According to the characteristics of the old age, someone proposed another Mark-Compact algorithm, which is still the same as the Mark-clear algorithm, however, the subsequent steps do not directly clean the recyclable objects, but move all the surviving objects to one end, and then directly clear the memory outside the end boundary, 3-4 of the "tag-sort" algorithm. 3.3.4

　　　　　　　　　

 

Generational collection Algorithm

Currently, commercial Virtual Machine garbage Collection uses the Generational Collection algorithm, which has no new idea, the memory is divided into several parts based on the lifecycle of the object.

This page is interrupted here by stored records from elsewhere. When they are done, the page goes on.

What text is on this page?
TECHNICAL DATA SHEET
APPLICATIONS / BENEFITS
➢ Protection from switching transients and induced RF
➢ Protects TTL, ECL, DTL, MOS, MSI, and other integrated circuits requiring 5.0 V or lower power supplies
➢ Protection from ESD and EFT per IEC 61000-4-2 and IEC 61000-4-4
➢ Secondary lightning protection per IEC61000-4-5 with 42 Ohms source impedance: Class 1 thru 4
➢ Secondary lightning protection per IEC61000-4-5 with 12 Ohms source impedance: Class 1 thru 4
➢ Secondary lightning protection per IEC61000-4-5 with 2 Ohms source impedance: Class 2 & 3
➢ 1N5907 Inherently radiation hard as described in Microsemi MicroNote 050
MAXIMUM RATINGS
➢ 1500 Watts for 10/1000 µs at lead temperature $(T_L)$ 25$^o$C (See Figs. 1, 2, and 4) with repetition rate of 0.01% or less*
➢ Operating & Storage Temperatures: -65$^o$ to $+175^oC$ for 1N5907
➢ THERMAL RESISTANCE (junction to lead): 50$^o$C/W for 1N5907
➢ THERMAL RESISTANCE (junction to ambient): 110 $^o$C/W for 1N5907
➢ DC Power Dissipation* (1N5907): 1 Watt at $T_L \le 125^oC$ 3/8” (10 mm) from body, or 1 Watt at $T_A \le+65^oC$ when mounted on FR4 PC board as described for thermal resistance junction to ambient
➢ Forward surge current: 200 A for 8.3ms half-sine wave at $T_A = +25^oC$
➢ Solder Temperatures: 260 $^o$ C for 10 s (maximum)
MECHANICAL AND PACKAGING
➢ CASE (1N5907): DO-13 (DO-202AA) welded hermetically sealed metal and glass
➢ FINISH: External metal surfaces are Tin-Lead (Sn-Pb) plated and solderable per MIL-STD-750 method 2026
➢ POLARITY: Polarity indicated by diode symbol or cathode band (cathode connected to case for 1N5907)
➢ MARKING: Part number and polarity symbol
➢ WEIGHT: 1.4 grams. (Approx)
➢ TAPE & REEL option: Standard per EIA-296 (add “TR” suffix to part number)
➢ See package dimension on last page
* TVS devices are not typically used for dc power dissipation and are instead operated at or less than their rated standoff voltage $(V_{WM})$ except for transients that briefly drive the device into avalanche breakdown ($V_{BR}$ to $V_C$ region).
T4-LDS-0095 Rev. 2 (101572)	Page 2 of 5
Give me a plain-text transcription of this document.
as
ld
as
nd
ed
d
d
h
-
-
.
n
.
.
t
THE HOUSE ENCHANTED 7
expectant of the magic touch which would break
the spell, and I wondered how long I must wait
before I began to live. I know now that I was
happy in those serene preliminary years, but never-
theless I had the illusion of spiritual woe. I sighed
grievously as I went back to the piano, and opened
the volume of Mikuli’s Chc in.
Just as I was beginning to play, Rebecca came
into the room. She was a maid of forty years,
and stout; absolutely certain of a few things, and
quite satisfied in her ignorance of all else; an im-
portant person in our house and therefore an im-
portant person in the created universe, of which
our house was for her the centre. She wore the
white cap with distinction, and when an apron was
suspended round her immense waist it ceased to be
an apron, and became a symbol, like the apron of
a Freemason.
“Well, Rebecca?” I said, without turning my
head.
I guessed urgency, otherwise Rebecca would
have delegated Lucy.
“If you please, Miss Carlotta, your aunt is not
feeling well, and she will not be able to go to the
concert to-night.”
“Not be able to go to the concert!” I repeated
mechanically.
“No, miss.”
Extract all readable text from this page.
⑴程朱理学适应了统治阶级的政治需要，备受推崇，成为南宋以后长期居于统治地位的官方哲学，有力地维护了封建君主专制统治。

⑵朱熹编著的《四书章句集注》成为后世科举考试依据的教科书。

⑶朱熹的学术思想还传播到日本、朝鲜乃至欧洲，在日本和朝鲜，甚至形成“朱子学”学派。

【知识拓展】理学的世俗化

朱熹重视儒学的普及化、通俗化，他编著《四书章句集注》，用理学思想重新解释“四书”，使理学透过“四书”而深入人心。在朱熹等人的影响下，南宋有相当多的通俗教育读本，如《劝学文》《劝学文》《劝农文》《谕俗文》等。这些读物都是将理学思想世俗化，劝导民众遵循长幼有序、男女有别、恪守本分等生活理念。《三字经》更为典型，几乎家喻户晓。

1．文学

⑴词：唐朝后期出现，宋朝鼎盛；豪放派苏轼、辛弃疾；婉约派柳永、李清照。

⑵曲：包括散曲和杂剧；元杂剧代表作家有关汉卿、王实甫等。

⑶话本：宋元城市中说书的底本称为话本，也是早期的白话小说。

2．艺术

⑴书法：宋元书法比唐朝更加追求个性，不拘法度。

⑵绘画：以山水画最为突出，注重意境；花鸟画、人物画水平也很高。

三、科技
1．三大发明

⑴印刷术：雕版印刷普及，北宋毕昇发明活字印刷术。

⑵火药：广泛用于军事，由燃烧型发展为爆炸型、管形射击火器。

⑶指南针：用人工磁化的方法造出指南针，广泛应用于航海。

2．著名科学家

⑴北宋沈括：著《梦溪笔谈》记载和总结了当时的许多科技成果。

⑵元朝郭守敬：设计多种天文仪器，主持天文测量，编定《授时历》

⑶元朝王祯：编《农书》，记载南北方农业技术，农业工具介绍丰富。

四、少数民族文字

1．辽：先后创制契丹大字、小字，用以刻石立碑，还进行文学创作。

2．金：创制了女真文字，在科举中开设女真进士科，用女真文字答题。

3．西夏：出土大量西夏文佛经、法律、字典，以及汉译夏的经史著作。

Java heap is generally divided into the new generation and the old generation, so that the most appropriate collection algorithm can be used according to the characteristics of each generation.In the new generation, a large number of objects are found to die during each garbage collection, onlySmallIf the object is alive, the copy algorithm is used. You only need to pay the copy cost of a small number of surviving objects to complete the collection. In the old age, because the object has a high survival rate and no extra space to allocate a guarantee for it, you must use the "tag-clean" or "tag-sort" algorithm for recovery.

 

Garbage Collector

　　If the collection algorithm is the method of memory collection, the garbage collector is the specific implementation of memory collection.Java Virtual Machine specifications have no rules on how to implement the Garbage Collector. Therefore, the garbage collector provided by different vendors and virtual machines of different versions may be very different, in addition, parameters are generally provided for you to combine the collectors used in various years based on your application characteristics and requirements. The collectors discussed here are based on Sun HotSpot virtual machine version 1.6 Update 22, which contains 3-5 collectors.